Chapter 156. Long Wang, Dragon of the Four Seas.
Sambil menunggu semua orang selesai mengumpulkan harta milik Mist Monster, Zhi Shimo kembali memeriksa pulau melayang, berharap menemukan Mist Monster. Sayangnya, Mist Monster tidak ada lagi.
Zhi Shimo duduk di atas kepala Mist Monster, lalu diikuti oleh Long De Xiang yang duduk di sampingnya. Sedangkan Fucang Long mendekati Long De Yuze dan berbicara. Shuǐ Jīnglíng yang enggan bertemu dengan banyak orang, dia segera masuk ke Dunia Jiwa.
Sambil duduk, Zhi Shimo merenungkan tujuannya di Makam Peperangan Kuno.
Di dalam Makam Peperangan Kuno ini, Zhi Shimo masih harus menemukan jiwa Satria 12 Naga, yaitu Pang Long si River Lake Dragon, lokasinya di Danau Naga Mengaum, tepatnya di sisi Barat Daya.
Du Long si Black Dragon yang ahli dalam racun, lokasinya di Tenggara, tepatnya di Lembah Black Dragon, lembah antara Pegunungan Tianshui dan Gunung Tulang.
Selanjutnya di luar makam, ini yang paling sulit, dimana jiwa Qiu Long tersembunyi di pulau Istana Awan Surgawi. Kekuatan yang berada di Istana Awan Surgawi belum diketahui oleh Zhi Shimo. Oleh sebab itu, dia harus ekstra hati-hati untuk mendapatkan jiwa Qiu Long si Naga Terkuat.
Selain Qiu Long, menemukan jiwa Xukong Long juga tidak mudah, dimana dia bersembunyi di ruang hampa udara atau di celah spasial yang sangat sulit ditemukan.
Jika menemukannya, Zhi Shimo kemungkinan besar akan bentrok dengan Dewa Tianwu dan Ratu Diao Chin, sebab Xukong Long adalah istrinya Dewa Tianwu dan leluhurnya Ratu Diao Chin. Jelas tidak mudah Zhi Shimo bisa mendapatkan jiwa Xukong Long.
Empat jiwa Naga yang lainnya juga tidak mudah didapatkan, Huang Long si Naga Ilmiah diperkirakan berada di Alam Suci. Ying Long berada di Galaksi Rigel, sangat jauh dari Alam Tianwu.

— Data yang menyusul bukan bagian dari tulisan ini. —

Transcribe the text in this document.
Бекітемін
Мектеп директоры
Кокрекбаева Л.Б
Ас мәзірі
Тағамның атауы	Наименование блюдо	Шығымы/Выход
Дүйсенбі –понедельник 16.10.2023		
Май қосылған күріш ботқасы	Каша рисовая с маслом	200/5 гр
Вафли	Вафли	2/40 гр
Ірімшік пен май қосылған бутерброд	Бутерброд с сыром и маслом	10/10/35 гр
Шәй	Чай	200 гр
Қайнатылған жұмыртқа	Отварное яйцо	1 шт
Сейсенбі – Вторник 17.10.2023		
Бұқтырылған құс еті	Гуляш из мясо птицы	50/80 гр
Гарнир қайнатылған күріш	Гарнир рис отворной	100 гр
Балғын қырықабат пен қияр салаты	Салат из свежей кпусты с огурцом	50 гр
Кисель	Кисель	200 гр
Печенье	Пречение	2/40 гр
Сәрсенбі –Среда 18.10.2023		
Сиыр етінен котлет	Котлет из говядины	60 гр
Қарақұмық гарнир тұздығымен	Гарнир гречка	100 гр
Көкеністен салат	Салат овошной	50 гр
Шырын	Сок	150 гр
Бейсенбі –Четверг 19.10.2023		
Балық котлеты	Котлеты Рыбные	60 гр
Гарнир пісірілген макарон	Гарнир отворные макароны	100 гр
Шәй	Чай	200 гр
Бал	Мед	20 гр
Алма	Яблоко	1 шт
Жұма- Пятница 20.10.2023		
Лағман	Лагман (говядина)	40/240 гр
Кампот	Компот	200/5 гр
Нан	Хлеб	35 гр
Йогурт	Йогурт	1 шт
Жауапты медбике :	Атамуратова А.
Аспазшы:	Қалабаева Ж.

Sedangkan Shikong Zhi Long dan Long Wang masih tidak diketahui keberadaannya oleh Zhi Shimo, bahkan empat Naga tua juga tidak mengetahuinya.
Mendapatkan jiwa Satria 12 Naga sangat penting bagi Zhi Shimo, sebab dia membutuhkan jiwa mereka untuk membangkitkan kekuatan garis darah Naga 12 Elemen, saat ini Zhi Shimo hanya mampu mengeluarkan wujud Naga 12 Elemen tapi belum bisa mengeluarkan kekuatannya.
Zhi Shimo juga memikirkan dua ras cerdas yang akan datang, entah kapan. Yang pasti, Zhi Shimo harus mempersiapkan diri untuk menghadapi mereka, apalagi si Dewa Perang terkurung di Benua Qi, kemungkinan akan memanggil bala bantuan dari Alam Suci.
Zhi Shimo menghela napas panjang saat membayangkan jika dua ras cerdas dan bala bantuan dari Maharaja Yaksa datang, bisa-bisa Peperangan Kuno bisa terjadi lagi, mungkin lebih hebat dari sebelumnya.
Disaat Zhi Shimo sedang melamun memikirkan masa depan dan rencananya, Long De Xiang meliriknya, dia membuka mulut ingin bicara namun diurungkan.
"Selama ini, kamu kemana?" tanya Long De Xiang yang memberanikan diri untuk berbicara kepada Zhi Shimo.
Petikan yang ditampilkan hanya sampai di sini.